Briefly stated, the Bench underlines in para 25 that, “Thus, those Public Prosecutors who are appointed by the State would be presumed to have practice for seven years to their credit and the respondents demanding them for another certificate or proof of experience is nothing but a case of non application of mind.”
Finally, the Bench concludes by holding in para 31 that, “Before concluding, this Court, however is of the view that the ADAs are required to present the case of the State Govt. effectively in the Courts and it appears that the State Govt. essentially intends to select those advocates who have rich experience of practice in the Courts alone.

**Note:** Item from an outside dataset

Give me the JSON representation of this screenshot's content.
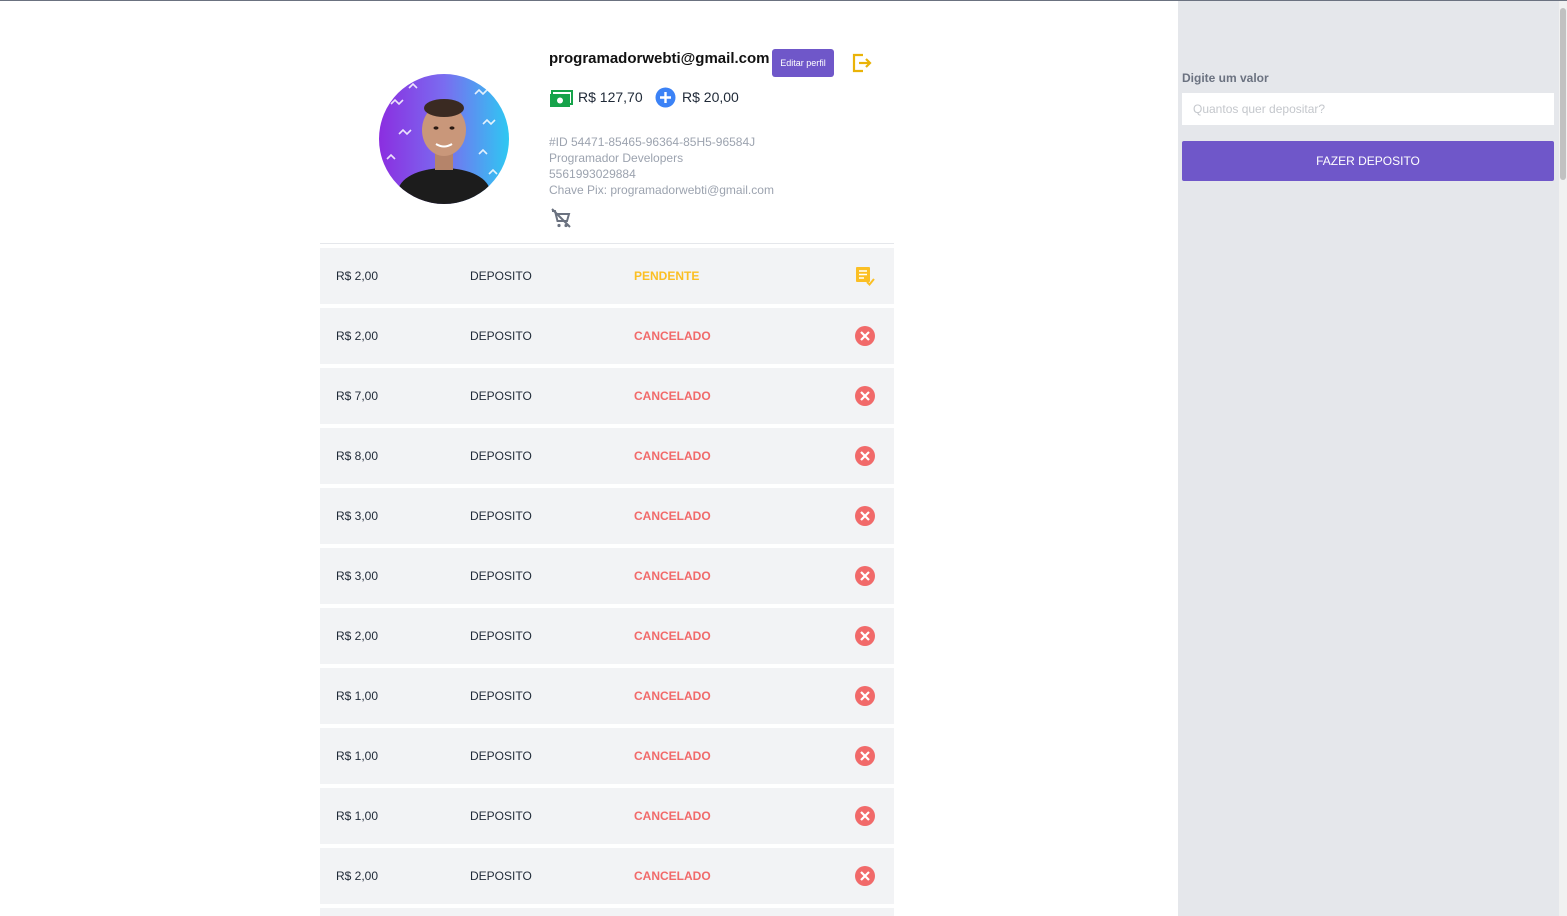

However, the method and manner adopted for searching out such ADAs by introducing the letter dated 05.06.2023 is wholly unjustified and incorrect approach. If at all the State wants to have only those advocates who have practiced in the Court of law and nowhere else should incorporate such condition in the rules by making appropriate amendments. They can also put a condition in the advertisement and demand of particular certificate from the candidates at the stage of participation. However, demanding of 6 zimni orders/interim orders with attendance of the lawyer cannot be said to be a sufficient proof of experience.”
As a corollary, the Bench directs in para 32 that, “Accordingly, in view of the aforesaid discussion, all these writ petitions are allowed. The letter dated 05.06.2023 is quashed and set aside.”

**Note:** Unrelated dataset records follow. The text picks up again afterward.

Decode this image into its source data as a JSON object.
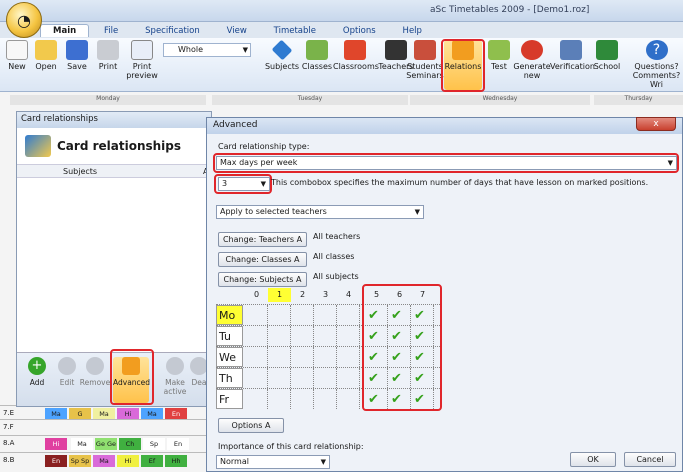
{
  "app": {
    "title": "aSc Timetables 2009 - [Demo1.roz]"
  },
  "ribbon": {
    "tabs": [
      "Main",
      "File",
      "Specification",
      "View",
      "Timetable",
      "Options",
      "Help"
    ],
    "buttons": {
      "new": "New",
      "open": "Open",
      "save": "Save",
      "print": "Print",
      "print_preview": "Print preview",
      "subjects": "Subjects",
      "classes": "Classes",
      "classrooms": "Classrooms",
      "teachers": "Teachers",
      "students_seminars": "Students Seminars",
      "relations": "Relations",
      "test": "Test",
      "generate_new": "Generate new",
      "verification": "Verification",
      "school": "School",
      "questions": "Questions? Comments? Wri"
    },
    "view_select": "Whole"
  },
  "timetable": {
    "days": [
      "Monday",
      "Tuesday",
      "Wednesday",
      "Thursday"
    ],
    "rows": [
      {
        "label": "7.E",
        "cells": [
          "Ma",
          "G",
          "Ma",
          "Hi",
          "Ma",
          "En"
        ]
      },
      {
        "label": "7.F",
        "cells": []
      },
      {
        "label": "8.A",
        "cells": [
          "Hi",
          "Ma",
          "Ge Ge",
          "Ch",
          "Sp",
          "En"
        ]
      },
      {
        "label": "8.B",
        "cells": [
          "En",
          "Sp Sp",
          "Ma",
          "Hi",
          "Ef",
          "Hh"
        ]
      }
    ]
  },
  "card_window": {
    "title": "Card relationships",
    "heading": "Card relationships",
    "columns": [
      "Subjects",
      "Ap"
    ],
    "buttons": {
      "add": "Add",
      "edit": "Edit",
      "remove": "Remove",
      "advanced": "Advanced",
      "make_active": "Make active",
      "dead": "Dea"
    }
  },
  "advanced": {
    "title": "Advanced",
    "type_label": "Card relationship type:",
    "type_value": "Max days per week",
    "count_value": "3",
    "count_help": "This combobox specifies the maximum number of days that have lesson on marked positions.",
    "apply_value": "Apply to selected teachers",
    "change_teachers": "Change: Teachers A",
    "teachers_desc": "All teachers",
    "change_classes": "Change: Classes A",
    "classes_desc": "All classes",
    "change_subjects": "Change: Subjects A",
    "subjects_desc": "All subjects",
    "periods": [
      "0",
      "1",
      "2",
      "3",
      "4",
      "5",
      "6",
      "7"
    ],
    "days": [
      "Mo",
      "Tu",
      "We",
      "Th",
      "Fr"
    ],
    "checked_periods": [
      "5",
      "6",
      "7"
    ],
    "options_button": "Options A",
    "importance_label": "Importance of this card relationship:",
    "importance_value": "Normal",
    "ok": "OK",
    "cancel": "Cancel",
    "close": "x"
  },
  "colors": {
    "accent_red": "#e0262b",
    "check_green": "#35a11b",
    "highlight_yellow": "#ffff33"
  }
}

Finally, the Bench concludes by holding in para 33 that, “The respondents are now directed to immediately take steps for proceeding to fill up the posts of ADAs and DDAs within a period of one month from the date of receipt of certified copy of this order.”
All told, the Punjab and Haryana High Court has made it indubitably clear that signing of vakalatnama is not a sine qua non to be eligible to be a lawyer and it would not be proper to restrict lawyer to just signing vakalatnamas only. It was also made clear that a certificate from the Bar Association is adequate proof of a lawyer’s experience. No denying!